Systolic Blood Pressure Threshold for HEMS-Witnessed Arrests


Aurore Richard, DOa

Jared Johns, DOa

Allen Wolfe, RN

David Olvera, EMT-P

Alin Gragossian, DOc

Eliana Vaezazizid

Daniel Davis, MDa, b, e

aArrowhead Regional Medical Center, Department of Emergency Medicine

bAir Methods Corporation

cDrexel University, Department of Emergency Medicine

dUniversity of California at San Diego

eCalifornia University of Science and Medicine


Background:  Defining vital sign thresholds has focused on mortality, which may be delayed for hour, days, or weeks following injury, limiting the immediate clinical significance.

Objectives:  To identify a systolic blood pressure (SBP) threshold indicating imminent cardiopulmonary arrest.

Methods:  This was a retrospective, observational study using data from adult helicopter emergency medical service (HEMS) patients suffering HEMS-witnessed arrest.  We identified a subgroup of patients with shock-related arrest.  Pre-arrest SBP values were plotted over time, with multiple linear regression used to define a best-fit curve to identify a “terminal inflection point” (slope = -1.0) beyond which cardiopulmonary arrest was imminent.

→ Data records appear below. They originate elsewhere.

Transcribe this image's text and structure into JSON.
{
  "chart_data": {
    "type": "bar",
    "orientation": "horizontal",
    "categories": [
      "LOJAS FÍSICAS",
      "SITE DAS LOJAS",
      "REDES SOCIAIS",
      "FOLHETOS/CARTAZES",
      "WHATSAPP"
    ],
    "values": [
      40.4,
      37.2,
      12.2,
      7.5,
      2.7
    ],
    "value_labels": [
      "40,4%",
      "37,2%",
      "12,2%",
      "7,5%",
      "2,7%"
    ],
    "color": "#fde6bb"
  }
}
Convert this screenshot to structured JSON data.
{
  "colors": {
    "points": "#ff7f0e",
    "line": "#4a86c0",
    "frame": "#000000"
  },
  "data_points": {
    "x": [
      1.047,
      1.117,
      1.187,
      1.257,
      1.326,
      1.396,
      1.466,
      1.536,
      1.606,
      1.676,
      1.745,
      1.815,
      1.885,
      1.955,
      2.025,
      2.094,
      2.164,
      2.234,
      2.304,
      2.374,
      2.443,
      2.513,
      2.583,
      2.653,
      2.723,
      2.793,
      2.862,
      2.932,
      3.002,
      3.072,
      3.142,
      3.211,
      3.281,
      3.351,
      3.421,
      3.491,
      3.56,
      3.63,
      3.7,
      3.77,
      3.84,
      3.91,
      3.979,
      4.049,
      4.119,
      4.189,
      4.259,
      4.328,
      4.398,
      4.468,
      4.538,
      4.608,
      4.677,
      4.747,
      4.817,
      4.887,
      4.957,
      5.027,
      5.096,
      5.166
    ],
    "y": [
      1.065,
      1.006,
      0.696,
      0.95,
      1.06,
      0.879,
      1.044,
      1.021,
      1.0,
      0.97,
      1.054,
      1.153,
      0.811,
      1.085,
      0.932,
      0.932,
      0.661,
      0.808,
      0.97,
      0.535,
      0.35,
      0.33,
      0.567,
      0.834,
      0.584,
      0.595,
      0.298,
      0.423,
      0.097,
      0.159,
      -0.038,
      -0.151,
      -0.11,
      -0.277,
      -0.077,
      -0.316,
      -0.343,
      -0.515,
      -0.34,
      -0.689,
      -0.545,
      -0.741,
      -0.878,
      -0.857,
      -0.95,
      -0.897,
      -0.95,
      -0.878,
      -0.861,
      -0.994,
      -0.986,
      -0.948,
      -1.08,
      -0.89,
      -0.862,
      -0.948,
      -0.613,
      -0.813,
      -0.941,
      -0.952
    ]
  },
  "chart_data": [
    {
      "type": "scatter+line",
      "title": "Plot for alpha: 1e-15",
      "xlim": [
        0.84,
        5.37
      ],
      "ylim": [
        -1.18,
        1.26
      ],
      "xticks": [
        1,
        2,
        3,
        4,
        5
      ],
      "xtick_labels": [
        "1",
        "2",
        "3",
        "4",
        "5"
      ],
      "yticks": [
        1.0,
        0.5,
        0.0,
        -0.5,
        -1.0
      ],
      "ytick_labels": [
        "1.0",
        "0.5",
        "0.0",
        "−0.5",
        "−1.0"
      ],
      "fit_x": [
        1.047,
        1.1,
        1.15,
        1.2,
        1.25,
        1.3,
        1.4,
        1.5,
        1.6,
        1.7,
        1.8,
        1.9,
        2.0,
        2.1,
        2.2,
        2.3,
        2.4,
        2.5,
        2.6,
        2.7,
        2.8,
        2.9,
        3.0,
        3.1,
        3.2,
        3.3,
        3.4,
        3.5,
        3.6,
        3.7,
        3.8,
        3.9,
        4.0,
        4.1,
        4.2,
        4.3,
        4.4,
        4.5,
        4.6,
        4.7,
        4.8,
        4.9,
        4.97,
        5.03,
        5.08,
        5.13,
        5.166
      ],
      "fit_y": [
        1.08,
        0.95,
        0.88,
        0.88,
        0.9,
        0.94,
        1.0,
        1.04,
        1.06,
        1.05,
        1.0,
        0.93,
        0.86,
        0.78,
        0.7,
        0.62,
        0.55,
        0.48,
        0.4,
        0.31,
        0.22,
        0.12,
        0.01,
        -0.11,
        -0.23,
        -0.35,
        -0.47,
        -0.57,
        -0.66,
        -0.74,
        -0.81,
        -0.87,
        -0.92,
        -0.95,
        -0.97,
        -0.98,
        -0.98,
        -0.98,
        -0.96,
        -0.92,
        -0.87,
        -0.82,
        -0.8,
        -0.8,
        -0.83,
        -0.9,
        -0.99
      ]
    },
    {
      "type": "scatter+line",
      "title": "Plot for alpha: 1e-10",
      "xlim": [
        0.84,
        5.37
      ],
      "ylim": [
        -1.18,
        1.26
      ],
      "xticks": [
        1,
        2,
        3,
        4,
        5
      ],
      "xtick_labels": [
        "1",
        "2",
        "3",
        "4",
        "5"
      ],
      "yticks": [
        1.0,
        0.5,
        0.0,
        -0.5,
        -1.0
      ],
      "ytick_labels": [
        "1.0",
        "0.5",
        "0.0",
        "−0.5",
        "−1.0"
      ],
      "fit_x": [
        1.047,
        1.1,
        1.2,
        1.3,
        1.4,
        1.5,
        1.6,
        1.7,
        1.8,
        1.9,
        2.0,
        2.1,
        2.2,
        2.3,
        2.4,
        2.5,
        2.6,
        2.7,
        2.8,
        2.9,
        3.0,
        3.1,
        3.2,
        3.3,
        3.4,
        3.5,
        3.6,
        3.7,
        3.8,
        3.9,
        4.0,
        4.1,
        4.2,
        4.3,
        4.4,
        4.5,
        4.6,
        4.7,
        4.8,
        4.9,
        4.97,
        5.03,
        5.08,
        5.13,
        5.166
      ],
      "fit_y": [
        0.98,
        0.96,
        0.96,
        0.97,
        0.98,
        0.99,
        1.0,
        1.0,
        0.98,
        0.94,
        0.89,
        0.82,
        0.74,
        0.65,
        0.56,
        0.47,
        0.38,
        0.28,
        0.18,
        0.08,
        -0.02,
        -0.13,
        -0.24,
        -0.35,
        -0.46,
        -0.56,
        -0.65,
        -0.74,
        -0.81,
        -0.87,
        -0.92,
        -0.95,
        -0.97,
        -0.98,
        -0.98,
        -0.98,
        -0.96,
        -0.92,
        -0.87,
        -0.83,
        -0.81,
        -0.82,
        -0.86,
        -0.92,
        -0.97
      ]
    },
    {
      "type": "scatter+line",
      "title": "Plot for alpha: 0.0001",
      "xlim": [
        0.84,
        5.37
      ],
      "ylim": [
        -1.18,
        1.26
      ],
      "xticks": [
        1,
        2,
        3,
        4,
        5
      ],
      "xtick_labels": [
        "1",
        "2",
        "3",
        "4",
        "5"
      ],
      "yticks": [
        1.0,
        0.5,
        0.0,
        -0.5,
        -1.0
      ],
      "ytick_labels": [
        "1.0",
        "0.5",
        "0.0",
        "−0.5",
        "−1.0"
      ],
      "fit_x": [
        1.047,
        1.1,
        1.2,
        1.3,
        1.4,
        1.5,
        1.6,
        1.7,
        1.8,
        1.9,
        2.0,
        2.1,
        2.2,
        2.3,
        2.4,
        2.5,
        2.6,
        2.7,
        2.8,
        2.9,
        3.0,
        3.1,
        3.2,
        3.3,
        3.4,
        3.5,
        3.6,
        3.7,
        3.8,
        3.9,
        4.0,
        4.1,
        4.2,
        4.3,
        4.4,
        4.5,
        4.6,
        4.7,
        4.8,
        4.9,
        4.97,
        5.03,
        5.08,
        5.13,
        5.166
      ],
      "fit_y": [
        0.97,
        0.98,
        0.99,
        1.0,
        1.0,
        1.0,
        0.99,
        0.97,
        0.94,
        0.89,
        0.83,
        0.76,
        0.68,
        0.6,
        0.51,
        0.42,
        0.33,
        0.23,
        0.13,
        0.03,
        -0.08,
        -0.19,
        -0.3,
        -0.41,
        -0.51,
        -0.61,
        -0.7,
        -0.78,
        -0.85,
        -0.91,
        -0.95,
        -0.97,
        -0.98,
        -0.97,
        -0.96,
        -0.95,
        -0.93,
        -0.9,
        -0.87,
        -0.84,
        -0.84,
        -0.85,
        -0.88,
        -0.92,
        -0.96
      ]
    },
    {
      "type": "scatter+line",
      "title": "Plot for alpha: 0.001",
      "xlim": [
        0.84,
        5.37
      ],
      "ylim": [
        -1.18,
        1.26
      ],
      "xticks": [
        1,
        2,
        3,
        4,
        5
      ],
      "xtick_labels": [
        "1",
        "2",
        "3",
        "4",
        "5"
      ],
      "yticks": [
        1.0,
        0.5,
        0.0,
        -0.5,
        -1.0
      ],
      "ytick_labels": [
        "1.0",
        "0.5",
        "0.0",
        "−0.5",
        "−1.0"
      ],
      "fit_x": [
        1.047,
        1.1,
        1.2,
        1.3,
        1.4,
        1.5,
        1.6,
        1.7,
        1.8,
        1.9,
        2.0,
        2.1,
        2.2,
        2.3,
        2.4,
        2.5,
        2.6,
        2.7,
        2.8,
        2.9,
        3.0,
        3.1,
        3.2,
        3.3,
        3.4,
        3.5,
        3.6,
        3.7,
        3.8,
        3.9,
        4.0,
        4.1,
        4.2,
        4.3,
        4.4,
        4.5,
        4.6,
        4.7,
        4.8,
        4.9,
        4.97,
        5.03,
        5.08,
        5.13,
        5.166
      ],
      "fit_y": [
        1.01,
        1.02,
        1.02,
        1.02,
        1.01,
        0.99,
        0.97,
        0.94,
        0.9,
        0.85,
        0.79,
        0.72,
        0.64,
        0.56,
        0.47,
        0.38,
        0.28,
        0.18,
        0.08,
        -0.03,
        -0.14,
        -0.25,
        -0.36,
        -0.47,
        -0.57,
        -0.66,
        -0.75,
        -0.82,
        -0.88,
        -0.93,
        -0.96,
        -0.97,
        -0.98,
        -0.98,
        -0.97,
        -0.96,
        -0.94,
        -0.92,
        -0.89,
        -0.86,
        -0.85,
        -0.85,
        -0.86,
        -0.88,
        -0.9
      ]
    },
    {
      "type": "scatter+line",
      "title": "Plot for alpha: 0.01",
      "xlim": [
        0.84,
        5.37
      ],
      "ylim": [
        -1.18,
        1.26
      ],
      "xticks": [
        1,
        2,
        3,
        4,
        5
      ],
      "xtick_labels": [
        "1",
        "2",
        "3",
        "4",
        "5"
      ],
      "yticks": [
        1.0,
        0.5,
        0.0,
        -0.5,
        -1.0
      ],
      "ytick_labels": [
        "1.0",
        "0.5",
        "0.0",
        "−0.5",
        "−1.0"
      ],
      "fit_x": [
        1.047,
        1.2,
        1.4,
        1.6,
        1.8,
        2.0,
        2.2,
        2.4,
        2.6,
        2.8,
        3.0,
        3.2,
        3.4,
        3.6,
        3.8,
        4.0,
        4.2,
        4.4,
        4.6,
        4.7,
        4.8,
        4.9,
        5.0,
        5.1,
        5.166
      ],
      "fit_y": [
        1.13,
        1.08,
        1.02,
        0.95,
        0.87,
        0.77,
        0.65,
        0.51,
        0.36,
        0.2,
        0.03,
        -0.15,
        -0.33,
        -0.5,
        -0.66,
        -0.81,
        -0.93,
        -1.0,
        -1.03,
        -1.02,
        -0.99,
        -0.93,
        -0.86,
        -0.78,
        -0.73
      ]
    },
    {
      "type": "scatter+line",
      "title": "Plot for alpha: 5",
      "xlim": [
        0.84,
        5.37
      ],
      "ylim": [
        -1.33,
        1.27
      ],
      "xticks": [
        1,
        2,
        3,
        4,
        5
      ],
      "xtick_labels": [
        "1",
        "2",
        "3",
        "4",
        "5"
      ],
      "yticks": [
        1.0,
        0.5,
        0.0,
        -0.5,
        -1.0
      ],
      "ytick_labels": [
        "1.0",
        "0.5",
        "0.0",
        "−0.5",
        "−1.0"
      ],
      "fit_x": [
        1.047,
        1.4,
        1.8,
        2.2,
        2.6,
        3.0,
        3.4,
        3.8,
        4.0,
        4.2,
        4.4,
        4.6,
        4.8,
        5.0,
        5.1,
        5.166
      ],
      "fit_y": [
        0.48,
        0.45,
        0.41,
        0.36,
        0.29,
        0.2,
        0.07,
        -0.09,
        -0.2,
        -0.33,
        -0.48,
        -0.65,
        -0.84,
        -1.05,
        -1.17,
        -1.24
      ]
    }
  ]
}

Results:  A total of 53 patients with hypoperfusion-related arrest and complete data for analysis were identified.  Of these, 33 (62%) were traumatic arrest victims.  A fifth-degree equation demonstrated appropriate goodness-of-fit (r=-0.66, p<0.0001).  An inflection point was identified at SBP 78 mmHg, with arrest occurring approximately 3 min later.

Conclusions:  A terminal inflection point below SBP 80 mmHg was identified, with arrest occurring within 3-4 minutes, suggesting a predictable physiological pattern for perfusion-related deterioration.  This may help guide aggressive therapies to reverse deterioration and avoid arrest.